Golden Weaver

© Shem Compion


Golden weaver (Ploceus xanthops). The alternate name is a Holub’s weaver.


The golden weaver is a large weaver, at 17 cm in length, with a heavy black bill, a pale yellow eye, yellow underparts and head, and a chestnut brown face wash. The male has the chestnut brown wash extending down on to the chest.
The female golden weaver is similar to the male, but is duller than the male.


The golden weaver is omnivorous and feeds on insects, seeds, fruit and nectar.

Golden Weaver Breeding

The golden weaver is monogamous and semi-colonial. The male golden weaver is very territorial. Two or three males will have adjoining territories that make up the loose colony.
The female golden weaver will lay between one and three eggs, incubation takes around 14 days.

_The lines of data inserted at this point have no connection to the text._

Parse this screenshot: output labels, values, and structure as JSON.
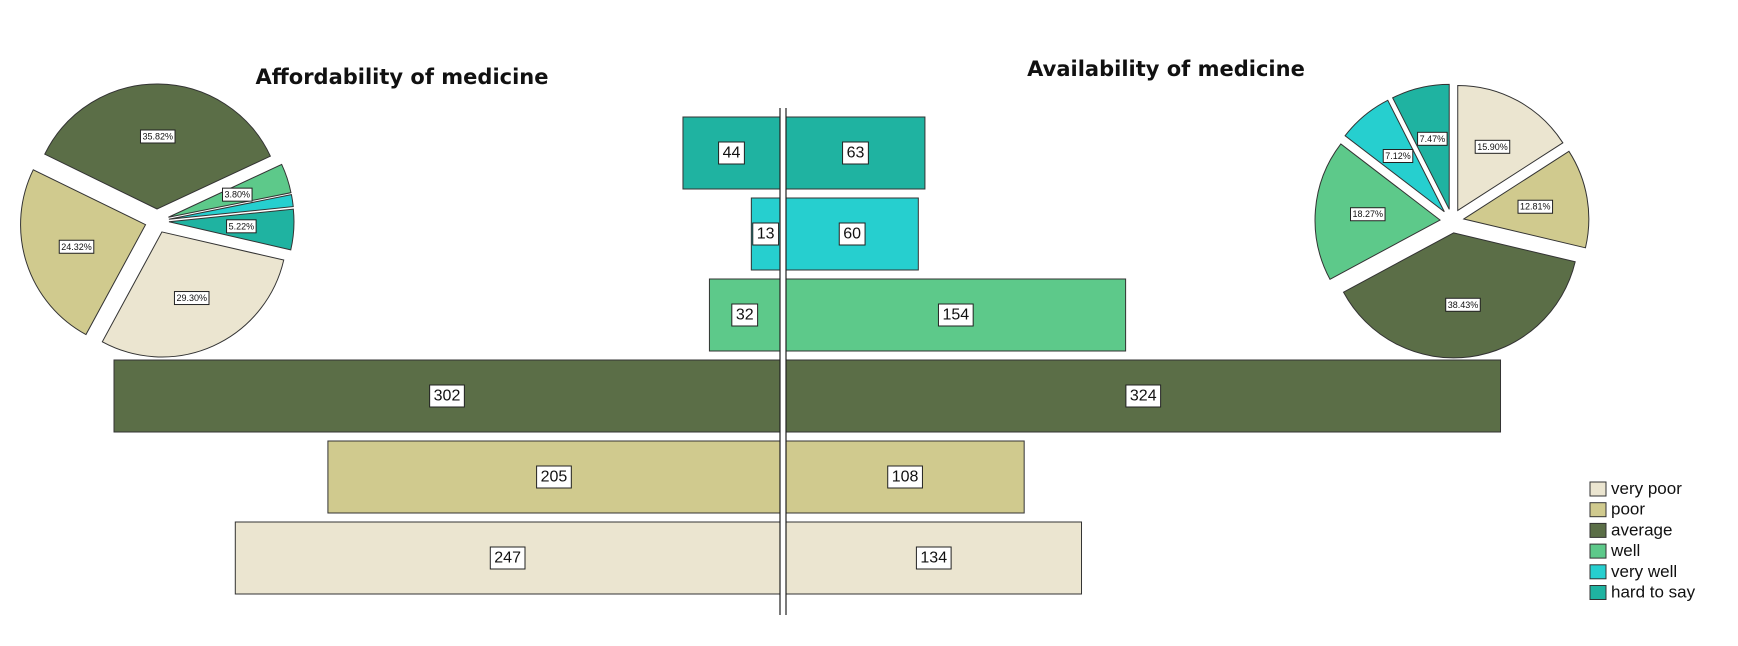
{
  "chart_data": {
    "type": "bar",
    "categories": [
      "very poor",
      "poor",
      "average",
      "well",
      "very well",
      "hard to say"
    ],
    "colors": [
      "#ebe5d0",
      "#d0ca8e",
      "#5b6e47",
      "#5dc98a",
      "#26cfcf",
      "#1fb3a1"
    ],
    "series": [
      {
        "name": "Affordability of medicine",
        "values": [
          247,
          205,
          302,
          32,
          13,
          44
        ],
        "percent_labels": [
          "29.30%",
          "24.32%",
          "35.82%",
          "",
          "",
          "5.22%"
        ],
        "percent_label_visible_for_well": "3.80%"
      },
      {
        "name": "Availability of medicine",
        "values": [
          134,
          108,
          324,
          154,
          60,
          63
        ],
        "percent_labels": [
          "15.90%",
          "12.81%",
          "38.43%",
          "18.27%",
          "7.12%",
          "7.47%"
        ]
      }
    ],
    "legend": {
      "position": "bottom-right",
      "entries": [
        "very poor",
        "poor",
        "average",
        "well",
        "very well",
        "hard to say"
      ]
    },
    "grid": false
  }
}
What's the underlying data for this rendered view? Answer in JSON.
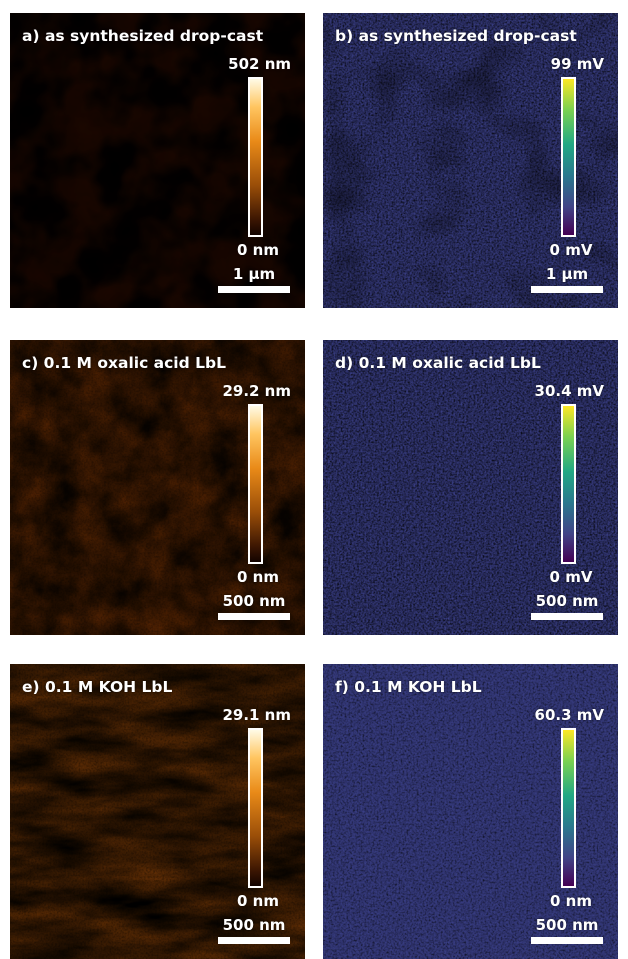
{
  "panels": [
    {
      "title": "a) as synthesized drop-cast",
      "max": "502 nm",
      "min": "0 nm",
      "scale": "1 µm",
      "type": "afm-coarse"
    },
    {
      "title": "b) as synthesized drop-cast",
      "max": "99 mV",
      "min": "0 mV",
      "scale": "1 µm",
      "type": "kpfm-blobs"
    },
    {
      "title": "c) 0.1 M oxalic acid LbL",
      "max": "29.2 nm",
      "min": "0 nm",
      "scale": "500 nm",
      "type": "afm-fine"
    },
    {
      "title": "d) 0.1 M oxalic acid LbL",
      "max": "30.4 mV",
      "min": "0 mV",
      "scale": "500 nm",
      "type": "kpfm-noise"
    },
    {
      "title": "e) 0.1 M KOH LbL",
      "max": "29.1 nm",
      "min": "0 nm",
      "scale": "500 nm",
      "type": "afm-bright"
    },
    {
      "title": "f) 0.1 M KOH LbL",
      "max": "60.3 mV",
      "min": "0 nm",
      "scale": "500 nm",
      "type": "kpfm-noise"
    }
  ],
  "colors": {
    "afm_dark": "#2a0d00",
    "afm_mid": "#c8680c",
    "afm_light": "#ffd27a",
    "kpfm_dark": "#30327c",
    "kpfm_mid": "#1f8f8a",
    "kpfm_light": "#d8e219"
  }
}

Both parents feed the chicks and they fledge after 19 to 22 days.
The golden weaver is parasitised by the Diederik cuckoo.


The nests are built by the male golden weaver and each territory will have between 2 and 5 nests per male in the colony. These nests are kidney-shaped, but do not have an entry tunnel, they have a veranda. The nests are built at the tip of branches or reeds, overhanging water.


The golden weaver is of least concern.

Distribution and Habitat

The golden weaver is found on the far eastern side of South Africa, including Limpopo, Mpumalanga and into KwaZulu Natal. The golden weaver’s preferred habitat is savannah woodland and riparian bush.